Long story short, teams shouldn’t grow for no reason because a team doesn’t automatically get more productive with more people. What teams need is what I like to call a two pizza DIET:
- Decision making processes which allow teams to get approval, act fast and autonomously,
- Information relevant for their tasks,
- Expertise that is required to get the job done and make good decisions and
- Technology that enables them.
The Enabling Element and the Organization of One
It’s the above-mentioned DIET characteristics that makes the difference if a group of people can be effective. It’s not their team size per se. Thanks to the internet and other innovations, individuals today can access relevant information, expertise, technology and decide on their own quickly and at very low cost. As a consequence, what would have been possible only for larger organizations not too long ago is now also feasible for smaller groups of people or individuals. When you wanted to get something done in the past, you needed to build an institution or organization to gather the resources and coordinate the efforts. Today not anymore.

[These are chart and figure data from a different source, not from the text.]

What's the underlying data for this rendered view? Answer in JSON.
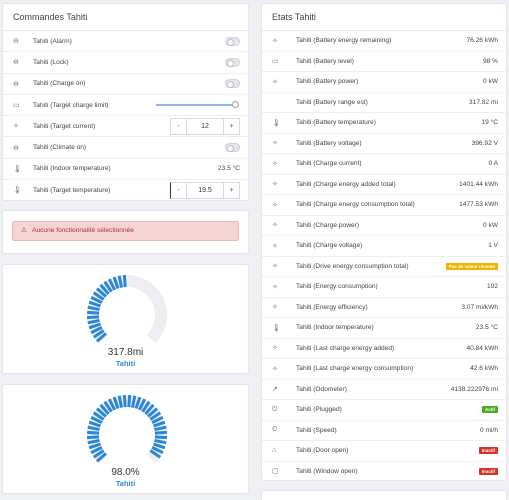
{
  "commands": {
    "title": "Commandes Tahiti",
    "rows": [
      {
        "icon": "toggle-icon",
        "label": "Tahiti (Alarm)",
        "type": "toggle"
      },
      {
        "icon": "toggle-icon",
        "label": "Tahiti (Lock)",
        "type": "toggle"
      },
      {
        "icon": "toggle-icon",
        "label": "Tahiti (Charge on)",
        "type": "toggle"
      },
      {
        "icon": "battery-icon",
        "label": "Tahiti (Target charge limit)",
        "type": "slider"
      },
      {
        "icon": "flash-icon",
        "label": "Tahiti (Target current)",
        "type": "stepper",
        "value": "12",
        "minus": "-",
        "plus": "+"
      },
      {
        "icon": "toggle-icon",
        "label": "Tahiti (Climate on)",
        "type": "toggle"
      },
      {
        "icon": "thermometer-icon",
        "label": "Tahiti (Indoor temperature)",
        "type": "value",
        "value": "23.5 °C"
      },
      {
        "icon": "thermometer-icon",
        "label": "Tahiti (Target temperature)",
        "type": "stepper",
        "value": "19.5",
        "minus": "-",
        "plus": "+"
      }
    ]
  },
  "alert": {
    "icon": "warning-icon",
    "text": "Aucune fonctionnalité sélectionnée"
  },
  "gauges": [
    {
      "value": "317.8mi",
      "name": "Tahiti",
      "fraction": 0.5
    },
    {
      "value": "98.0%",
      "name": "Tahiti",
      "fraction": 0.98
    }
  ],
  "states": {
    "title": "Etats Tahiti",
    "rows": [
      {
        "icon": "flash-icon",
        "label": "Tahiti (Battery energy remaining)",
        "value": "76.26 kWh"
      },
      {
        "icon": "battery-icon",
        "label": "Tahiti (Battery level)",
        "value": "98 %"
      },
      {
        "icon": "flash-icon",
        "label": "Tahiti (Battery power)",
        "value": "0 kW"
      },
      {
        "icon": "",
        "label": "Tahiti (Battery range est)",
        "value": "317.82 mi"
      },
      {
        "icon": "thermometer-icon",
        "label": "Tahiti (Battery temperature)",
        "value": "19 °C"
      },
      {
        "icon": "flash-icon",
        "label": "Tahiti (Battery voltage)",
        "value": "396.92 V"
      },
      {
        "icon": "flash-icon",
        "label": "Tahiti (Charge current)",
        "value": "0 A"
      },
      {
        "icon": "flash-icon",
        "label": "Tahiti (Charge energy added total)",
        "value": "1401.44 kWh"
      },
      {
        "icon": "flash-icon",
        "label": "Tahiti (Charge energy consumption total)",
        "value": "1477.53 kWh"
      },
      {
        "icon": "flash-icon",
        "label": "Tahiti (Charge power)",
        "value": "0 kW"
      },
      {
        "icon": "flash-icon",
        "label": "Tahiti (Charge voltage)",
        "value": "1 V"
      },
      {
        "icon": "flash-icon",
        "label": "Tahiti (Drive energy consumption total)",
        "badge": "Pas de valeur récente",
        "badge_color": "#f0b400"
      },
      {
        "icon": "flash-icon",
        "label": "Tahiti (Energy consumption)",
        "value": "192"
      },
      {
        "icon": "flash-icon",
        "label": "Tahiti (Energy efficiency)",
        "value": "3.07 mi/kWh"
      },
      {
        "icon": "thermometer-icon",
        "label": "Tahiti (Indoor temperature)",
        "value": "23.5 °C"
      },
      {
        "icon": "flash-icon",
        "label": "Tahiti (Last charge energy added)",
        "value": "40.84 kWh"
      },
      {
        "icon": "flash-icon",
        "label": "Tahiti (Last charge energy consumption)",
        "value": "42.6 kWh"
      },
      {
        "icon": "trend-icon",
        "label": "Tahiti (Odometer)",
        "value": "4138.222976 mi"
      },
      {
        "icon": "power-icon",
        "label": "Tahiti (Plugged)",
        "badge": "Actif",
        "badge_color": "#4cae1f"
      },
      {
        "icon": "speed-icon",
        "label": "Tahiti (Speed)",
        "value": "0 mi/h"
      },
      {
        "icon": "door-icon",
        "label": "Tahiti (Door open)",
        "badge": "Inactif",
        "badge_color": "#d4342a"
      },
      {
        "icon": "window-icon",
        "label": "Tahiti (Window open)",
        "badge": "Inactif",
        "badge_color": "#d4342a"
      }
    ]
  }
}
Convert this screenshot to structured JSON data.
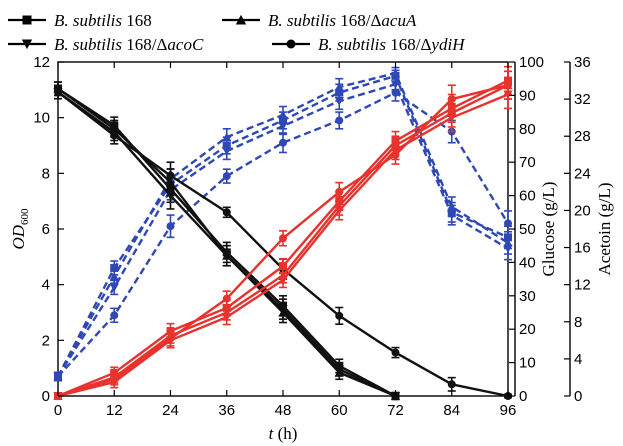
{
  "chart_data": {
    "type": "line",
    "x": [
      0,
      12,
      24,
      36,
      48,
      60,
      72,
      84,
      96
    ],
    "xticks": [
      "0",
      "12",
      "24",
      "36",
      "48",
      "60",
      "72",
      "84",
      "96"
    ],
    "xlabel": {
      "var": "t",
      "unit": " (h)"
    },
    "xlim": [
      0,
      96
    ],
    "y_axes": [
      {
        "id": "od",
        "label_main": "OD",
        "label_sub": "600",
        "lim": [
          0,
          12
        ],
        "ticks": [
          "0",
          "2",
          "4",
          "6",
          "8",
          "10",
          "12"
        ]
      },
      {
        "id": "glucose",
        "label": "Glucose (g/L)",
        "lim": [
          0,
          100
        ],
        "ticks": [
          "0",
          "10",
          "20",
          "30",
          "40",
          "50",
          "60",
          "70",
          "80",
          "90",
          "100"
        ]
      },
      {
        "id": "acetoin",
        "label": "Acetoin (g/L)",
        "lim": [
          0,
          36
        ],
        "ticks": [
          "0",
          "4",
          "8",
          "12",
          "16",
          "20",
          "24",
          "28",
          "32",
          "36"
        ]
      }
    ],
    "legend": {
      "placement": "top",
      "entries": [
        {
          "marker": "square",
          "italic": "B. subtilis",
          "plain": " 168"
        },
        {
          "marker": "triangle-up",
          "italic": "B. subtilis",
          "plain": " 168/Δ",
          "gene": "acuA"
        },
        {
          "marker": "triangle-down",
          "italic": "B. subtilis",
          "plain": " 168/Δ",
          "gene": "acoC"
        },
        {
          "marker": "circle",
          "italic": "B. subtilis",
          "plain": " 168/Δ",
          "gene": "ydiH"
        }
      ]
    },
    "colors": {
      "od": "#2f48b5",
      "glucose": "#111111",
      "acetoin": "#e8322d"
    },
    "series": [
      {
        "strain": 0,
        "measure": "od",
        "axis": "od",
        "marker": "square",
        "dashed": true,
        "values": [
          0.7,
          4.6,
          7.6,
          9.0,
          9.9,
          10.9,
          11.5,
          6.6,
          5.7
        ],
        "err": [
          0.15,
          0.25,
          0.35,
          0.3,
          0.3,
          0.3,
          0.2,
          0.35,
          0.4
        ]
      },
      {
        "strain": 1,
        "measure": "od",
        "axis": "od",
        "marker": "triangle-up",
        "dashed": true,
        "values": [
          0.7,
          4.3,
          7.8,
          9.3,
          10.1,
          11.1,
          11.6,
          6.8,
          5.5
        ],
        "err": [
          0.15,
          0.25,
          0.35,
          0.3,
          0.3,
          0.3,
          0.2,
          0.35,
          0.4
        ]
      },
      {
        "strain": 2,
        "measure": "od",
        "axis": "od",
        "marker": "triangle-down",
        "dashed": true,
        "values": [
          0.7,
          3.9,
          7.4,
          8.8,
          9.7,
          10.6,
          11.2,
          6.5,
          5.3
        ],
        "err": [
          0.15,
          0.25,
          0.35,
          0.3,
          0.3,
          0.3,
          0.2,
          0.35,
          0.4
        ]
      },
      {
        "strain": 3,
        "measure": "od",
        "axis": "od",
        "marker": "circle",
        "dashed": true,
        "values": [
          0.7,
          2.9,
          6.1,
          7.9,
          9.1,
          9.9,
          10.9,
          9.5,
          6.2
        ],
        "err": [
          0.15,
          0.25,
          0.4,
          0.25,
          0.35,
          0.3,
          0.3,
          0.4,
          0.45
        ]
      },
      {
        "strain": 0,
        "measure": "glucose",
        "axis": "glucose",
        "marker": "square",
        "dashed": false,
        "values": [
          92,
          81,
          62,
          43,
          27,
          9,
          0,
          null,
          null
        ],
        "err": [
          2,
          2.5,
          4,
          3,
          3,
          2,
          1,
          0,
          0
        ]
      },
      {
        "strain": 1,
        "measure": "glucose",
        "axis": "glucose",
        "marker": "triangle-up",
        "dashed": false,
        "values": [
          92,
          80,
          64,
          42,
          25,
          7,
          0,
          null,
          null
        ],
        "err": [
          2,
          2.5,
          4,
          3,
          3,
          2,
          1,
          0,
          0
        ]
      },
      {
        "strain": 2,
        "measure": "glucose",
        "axis": "glucose",
        "marker": "triangle-down",
        "dashed": false,
        "values": [
          91,
          79,
          60,
          42,
          26,
          8,
          0,
          null,
          null
        ],
        "err": [
          2,
          2.5,
          4,
          3,
          3,
          2,
          1,
          0,
          0
        ]
      },
      {
        "strain": 3,
        "measure": "glucose",
        "axis": "glucose",
        "marker": "circle",
        "dashed": false,
        "values": [
          91,
          78,
          66,
          55,
          38,
          24,
          13,
          3.5,
          0
        ],
        "err": [
          2,
          2.5,
          4,
          1.5,
          3,
          2.5,
          1.5,
          2,
          0.5
        ]
      },
      {
        "strain": 0,
        "measure": "acetoin",
        "axis": "acetoin",
        "marker": "square",
        "dashed": false,
        "values": [
          0,
          2.5,
          7.0,
          9.5,
          14.0,
          21.0,
          27.5,
          31.0,
          34.0
        ],
        "err": [
          0.2,
          0.6,
          0.8,
          0.8,
          0.8,
          1.0,
          1.0,
          1.5,
          1.5
        ]
      },
      {
        "strain": 1,
        "measure": "acetoin",
        "axis": "acetoin",
        "marker": "triangle-up",
        "dashed": false,
        "values": [
          0,
          2.0,
          6.5,
          9.0,
          13.0,
          20.5,
          27.0,
          30.5,
          33.5
        ],
        "err": [
          0.2,
          0.6,
          0.8,
          0.8,
          0.8,
          1.0,
          1.0,
          1.5,
          1.5
        ]
      },
      {
        "strain": 2,
        "measure": "acetoin",
        "axis": "acetoin",
        "marker": "triangle-down",
        "dashed": false,
        "values": [
          0,
          1.5,
          6.0,
          8.5,
          12.5,
          20.0,
          26.5,
          30.0,
          32.5
        ],
        "err": [
          0.2,
          0.6,
          0.8,
          0.8,
          0.8,
          1.0,
          1.0,
          1.5,
          1.5
        ]
      },
      {
        "strain": 3,
        "measure": "acetoin",
        "axis": "acetoin",
        "marker": "circle",
        "dashed": false,
        "values": [
          0,
          1.8,
          6.2,
          10.5,
          17.0,
          22.0,
          26.0,
          32.0,
          33.5
        ],
        "err": [
          0.2,
          0.6,
          0.8,
          0.8,
          0.8,
          1.0,
          1.0,
          1.5,
          1.5
        ]
      }
    ]
  }
}
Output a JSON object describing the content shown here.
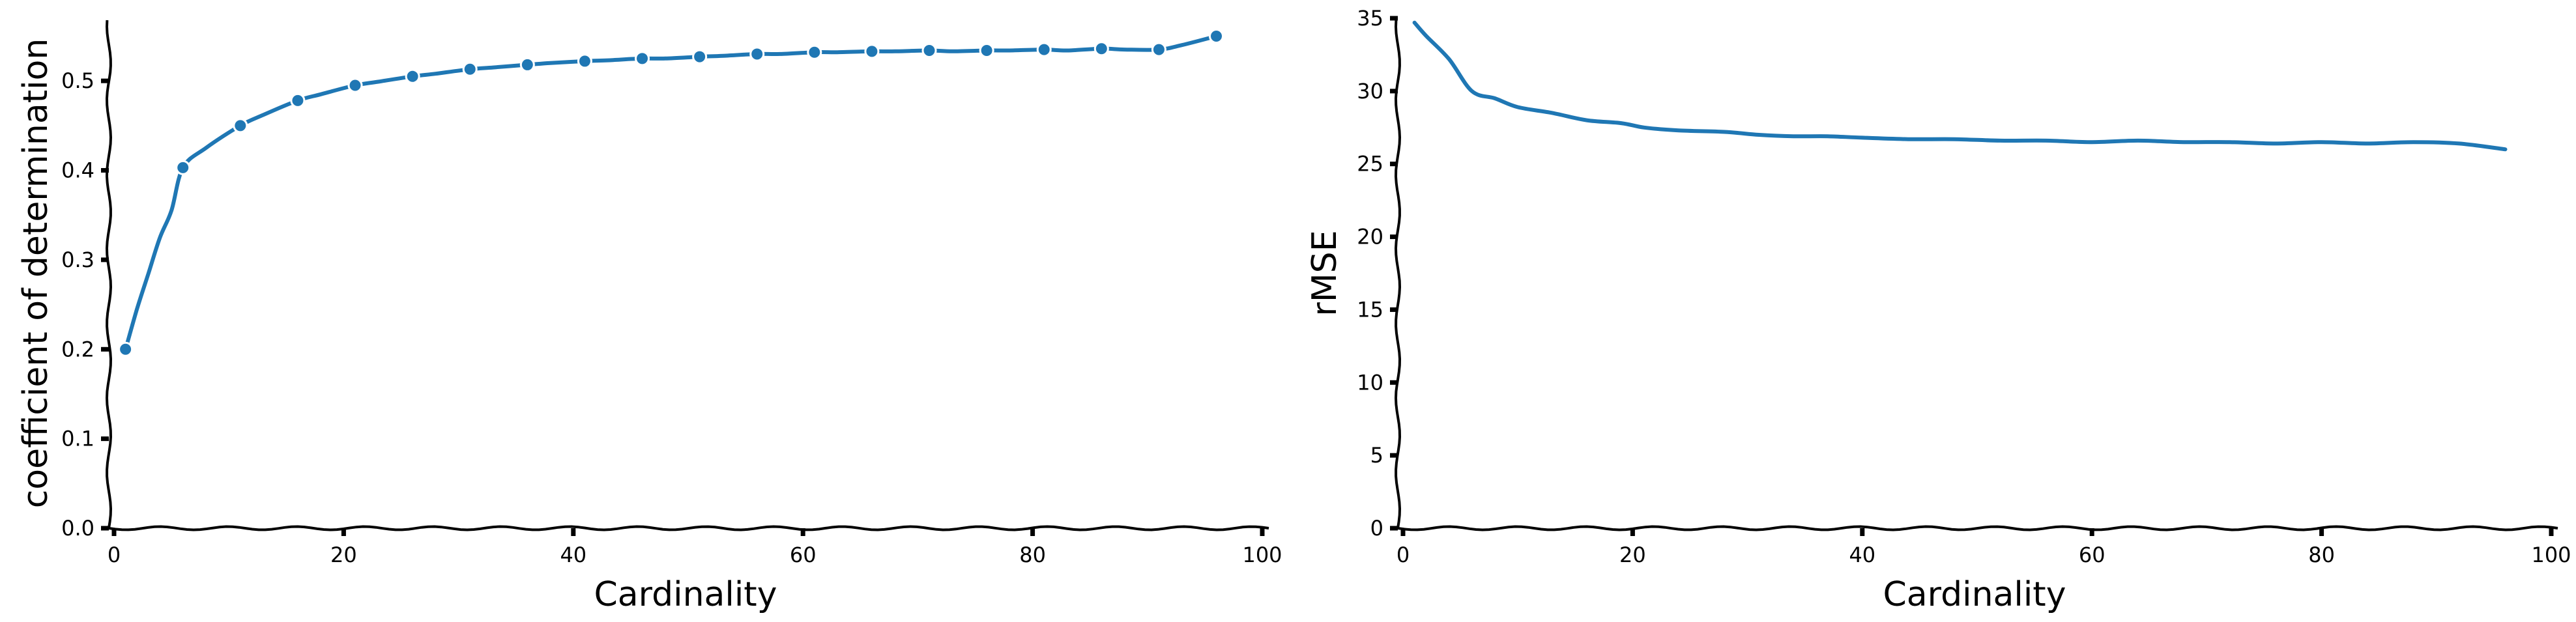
{
  "chart_data": [
    {
      "type": "line",
      "xlabel": "Cardinality",
      "ylabel": "coefficient of determination",
      "xlim": [
        0,
        100
      ],
      "ylim": [
        0,
        0.57
      ],
      "xticks": [
        "0",
        "20",
        "40",
        "60",
        "80",
        "100"
      ],
      "yticks": [
        "0.0",
        "0.1",
        "0.2",
        "0.3",
        "0.4",
        "0.5"
      ],
      "grid": false,
      "markers": true,
      "color": "#1f77b4",
      "series": [
        {
          "x": [
            1,
            2,
            3,
            4,
            5,
            6,
            8,
            11,
            13,
            16,
            18,
            21,
            23,
            26,
            28,
            31,
            33,
            36,
            38,
            41,
            43,
            46,
            48,
            51,
            53,
            56,
            58,
            61,
            63,
            66,
            68,
            71,
            73,
            76,
            78,
            81,
            83,
            86,
            88,
            91,
            93,
            96
          ],
          "y": [
            0.2,
            0.245,
            0.285,
            0.325,
            0.355,
            0.403,
            0.425,
            0.45,
            0.462,
            0.478,
            0.485,
            0.495,
            0.499,
            0.505,
            0.508,
            0.513,
            0.515,
            0.518,
            0.52,
            0.522,
            0.523,
            0.525,
            0.525,
            0.527,
            0.528,
            0.53,
            0.53,
            0.532,
            0.532,
            0.533,
            0.533,
            0.534,
            0.533,
            0.534,
            0.534,
            0.535,
            0.534,
            0.536,
            0.535,
            0.535,
            0.54,
            0.55
          ]
        }
      ]
    },
    {
      "type": "line",
      "xlabel": "Cardinality",
      "ylabel": "rMSE",
      "xlim": [
        0,
        100
      ],
      "ylim": [
        0,
        35
      ],
      "xticks": [
        "0",
        "20",
        "40",
        "60",
        "80",
        "100"
      ],
      "yticks": [
        "0",
        "5",
        "10",
        "15",
        "20",
        "25",
        "30",
        "35"
      ],
      "grid": false,
      "markers": false,
      "color": "#1f77b4",
      "series": [
        {
          "x": [
            1,
            2,
            4,
            6,
            8,
            10,
            13,
            16,
            19,
            21,
            24,
            28,
            31,
            34,
            37,
            40,
            44,
            48,
            52,
            56,
            60,
            64,
            68,
            72,
            76,
            80,
            84,
            88,
            92,
            96
          ],
          "y": [
            34.7,
            33.8,
            32.2,
            30.0,
            29.5,
            28.9,
            28.5,
            28.0,
            27.8,
            27.5,
            27.3,
            27.2,
            27.0,
            26.9,
            26.9,
            26.8,
            26.7,
            26.7,
            26.6,
            26.6,
            26.5,
            26.6,
            26.5,
            26.5,
            26.4,
            26.5,
            26.4,
            26.5,
            26.4,
            26.0
          ]
        }
      ]
    }
  ]
}
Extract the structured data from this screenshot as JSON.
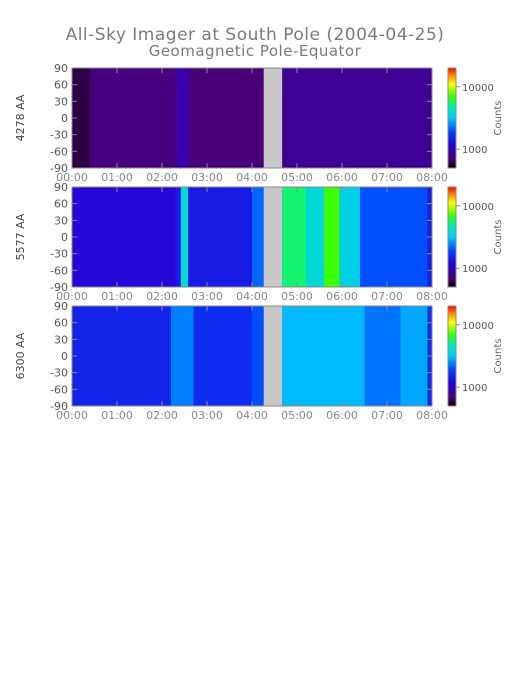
{
  "chart_data": {
    "type": "heatmap",
    "title": "All-Sky Imager at South Pole (2004-04-25)",
    "subtitle": "Geomagnetic Pole-Equator",
    "x_tick_labels": [
      "00:00",
      "01:00",
      "02:00",
      "03:00",
      "04:00",
      "05:00",
      "06:00",
      "07:00",
      "08:00"
    ],
    "x_range_hours": [
      0,
      8
    ],
    "y_range": [
      -90,
      90
    ],
    "y_ticks": [
      90,
      60,
      30,
      0,
      -30,
      -60,
      -90
    ],
    "colorbar": {
      "label": "Counts",
      "scale": "log",
      "tick_labels": [
        "10000",
        "1000"
      ],
      "tick_values": [
        10000,
        1000
      ],
      "range": [
        500,
        20000
      ]
    },
    "gap_hours": [
      4.26,
      4.67
    ],
    "panels": [
      {
        "ylabel": "4278 AA",
        "background": 800,
        "bands": [
          {
            "start_hour": 0.0,
            "end_hour": 0.4,
            "value": 600
          },
          {
            "start_hour": 0.4,
            "end_hour": 2.3,
            "value": 720
          },
          {
            "start_hour": 2.3,
            "end_hour": 2.6,
            "value": 900
          },
          {
            "start_hour": 2.6,
            "end_hour": 4.26,
            "value": 700
          },
          {
            "start_hour": 4.67,
            "end_hour": 8.0,
            "value": 820
          }
        ]
      },
      {
        "ylabel": "5577 AA",
        "background": 1400,
        "bands": [
          {
            "start_hour": 0.0,
            "end_hour": 2.3,
            "value": 1200
          },
          {
            "start_hour": 2.42,
            "end_hour": 2.58,
            "value": 4000
          },
          {
            "start_hour": 4.0,
            "end_hour": 4.26,
            "value": 2200
          },
          {
            "start_hour": 4.67,
            "end_hour": 5.2,
            "value": 5500
          },
          {
            "start_hour": 5.2,
            "end_hour": 5.6,
            "value": 3800
          },
          {
            "start_hour": 5.6,
            "end_hour": 5.95,
            "value": 7000
          },
          {
            "start_hour": 5.95,
            "end_hour": 6.4,
            "value": 3500
          },
          {
            "start_hour": 6.4,
            "end_hour": 7.9,
            "value": 2000
          }
        ]
      },
      {
        "ylabel": "6300 AA",
        "background": 1600,
        "bands": [
          {
            "start_hour": 0.0,
            "end_hour": 2.2,
            "value": 1500
          },
          {
            "start_hour": 2.2,
            "end_hour": 2.7,
            "value": 2400
          },
          {
            "start_hour": 4.0,
            "end_hour": 4.26,
            "value": 2000
          },
          {
            "start_hour": 4.67,
            "end_hour": 6.5,
            "value": 3000
          },
          {
            "start_hour": 6.5,
            "end_hour": 7.3,
            "value": 2300
          },
          {
            "start_hour": 7.3,
            "end_hour": 7.9,
            "value": 2800
          }
        ]
      }
    ]
  }
}
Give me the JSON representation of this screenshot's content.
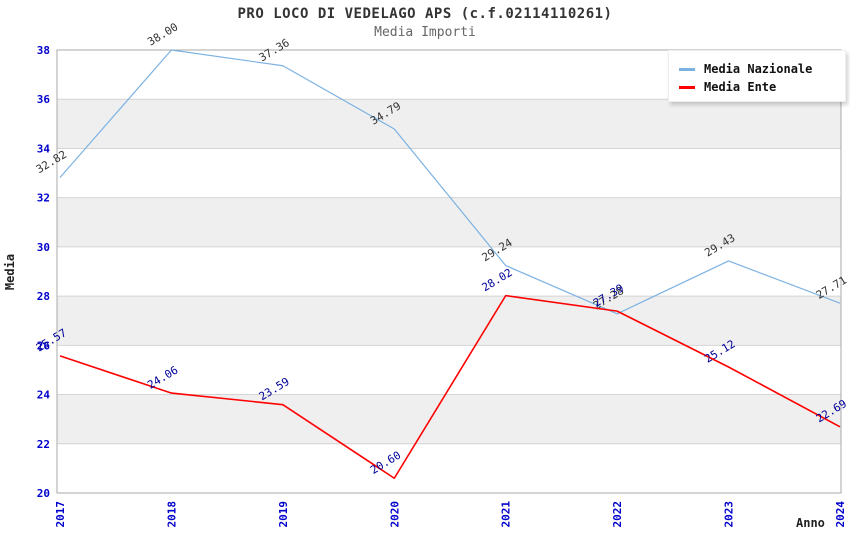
{
  "page": {
    "title": "PRO LOCO DI VEDELAGO APS (c.f.02114110261)",
    "subtitle": "Media Importi"
  },
  "axes": {
    "y_title": "Media",
    "x_title": "Anno"
  },
  "chart_data": {
    "type": "line",
    "title": "PRO LOCO DI VEDELAGO APS (c.f.02114110261)",
    "subtitle": "Media Importi",
    "xlabel": "Anno",
    "ylabel": "Media",
    "x": [
      2017,
      2018,
      2019,
      2020,
      2021,
      2022,
      2023,
      2024
    ],
    "series": [
      {
        "name": "Media Nazionale",
        "color": "#7CB2E2",
        "label_color": "#333333",
        "values": [
          32.82,
          38.0,
          37.36,
          34.79,
          29.24,
          27.28,
          29.43,
          27.71
        ],
        "labels": [
          "32.82",
          "38.00",
          "37.36",
          "34.79",
          "29.24",
          "27.28",
          "29.43",
          "27.71"
        ]
      },
      {
        "name": "Media Ente",
        "color": "#FF0000",
        "label_color": "#000099",
        "values": [
          25.57,
          24.06,
          23.59,
          20.6,
          28.02,
          27.39,
          25.12,
          22.69
        ],
        "labels": [
          "25.57",
          "24.06",
          "23.59",
          "20.60",
          "28.02",
          "27.39",
          "25.12",
          "22.69"
        ]
      }
    ],
    "ylim": [
      20,
      38
    ],
    "yticks": [
      20,
      22,
      24,
      26,
      28,
      30,
      32,
      34,
      36,
      38
    ],
    "tick_color": "#0000CC",
    "band_colors": [
      "#FFFFFF",
      "#EFEFEF"
    ],
    "grid": "horizontal-bands",
    "legend_position": "top-right"
  }
}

This development changes the nature of work not only because it enables open innovation and crowd sourcing but also because it sets the preconditions of the “gig economy” in which more and more people work and compete as an “organization of one” – with all its liberating and daunting consequences for the future of work, society and the psychological well-being of its individuals.
That’s why we all should be paying close attention to what researchers like Pamela have on offer and why it was a pleasure for me to have had this conversation with her and make it available as a Sparkr Podcast episode for you.